Die Zulassung basiert auf einer Phase-1-Studie sowie deren Follow-up und einer ersten kontrollierten, randomisierten Phase-3-Studie bei einer Erbkrankheit. Gemessen wurde die Verbesserung der Orientierungsfähigkeit unter schwierigen Lichtverhältnissen, die mittels „multi-luminance mobility testing" (MLMT) untersucht wird. Bereits 30 Tage nach der Injektion wurde eine Verbesserung gesehen. Nach einem Jahr wurde bei behandelten Patienten im Vergleich zur Kontrollgruppe eine Verbesserung um 1,6 Licht-Levels erzielt. Die Sehstärke besserte sich bei 90 Prozent der behandelten Patienten um ein Licht-Level oder mehr.

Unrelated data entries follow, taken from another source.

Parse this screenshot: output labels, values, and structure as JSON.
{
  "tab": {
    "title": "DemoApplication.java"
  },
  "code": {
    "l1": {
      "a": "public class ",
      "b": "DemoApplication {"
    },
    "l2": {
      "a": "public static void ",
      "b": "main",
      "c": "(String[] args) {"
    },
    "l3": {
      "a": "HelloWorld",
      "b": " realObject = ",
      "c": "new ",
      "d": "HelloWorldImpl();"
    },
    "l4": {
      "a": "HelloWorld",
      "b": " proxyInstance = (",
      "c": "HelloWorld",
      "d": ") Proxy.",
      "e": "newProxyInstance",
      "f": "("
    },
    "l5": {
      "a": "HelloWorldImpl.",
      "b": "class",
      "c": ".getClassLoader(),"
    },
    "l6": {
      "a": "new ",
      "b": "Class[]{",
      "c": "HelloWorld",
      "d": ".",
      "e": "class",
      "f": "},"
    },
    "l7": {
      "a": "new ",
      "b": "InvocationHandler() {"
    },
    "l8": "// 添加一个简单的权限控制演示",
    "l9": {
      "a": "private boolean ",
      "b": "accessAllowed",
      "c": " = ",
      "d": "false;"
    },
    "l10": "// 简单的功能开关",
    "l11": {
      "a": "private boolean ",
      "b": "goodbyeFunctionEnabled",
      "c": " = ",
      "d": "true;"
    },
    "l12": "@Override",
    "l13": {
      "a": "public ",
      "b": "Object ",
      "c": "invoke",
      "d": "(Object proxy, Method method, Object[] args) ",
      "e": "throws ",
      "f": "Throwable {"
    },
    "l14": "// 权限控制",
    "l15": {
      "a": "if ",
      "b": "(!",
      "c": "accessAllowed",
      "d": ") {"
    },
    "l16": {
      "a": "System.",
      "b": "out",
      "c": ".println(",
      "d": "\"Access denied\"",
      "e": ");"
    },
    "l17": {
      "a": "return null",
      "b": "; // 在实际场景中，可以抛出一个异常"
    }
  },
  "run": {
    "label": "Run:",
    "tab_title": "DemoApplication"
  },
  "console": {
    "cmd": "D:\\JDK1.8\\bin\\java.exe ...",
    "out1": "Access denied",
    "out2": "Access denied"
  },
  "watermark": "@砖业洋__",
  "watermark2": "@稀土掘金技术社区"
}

Unklar ist bislang, wie lange die Wirkung anhält. Die zulassungsrelevanten Studien belegen einen Zeitraum von einem Jahr, denn so lange wurden die Teilnehmer beobachtet. Frühere, kleinere Studien deuten an, dass der Effekt mindestens drei Jahre lang anhält. In den USA, wo das Mittel schon länger zugelassen ist, betragen die Therapiekosten 850.000 US-Dollar.

Entwickelt wurde Luxturna vom US-Unternehmen Spark Therapeutics. Novartis hatte die Therapie Ende Januar 2018 über eine Lizenzvereinbarung übernommen. Die Schweizer dürfen Luxturna® in allen Ländern außerhalb der USA vertreiben.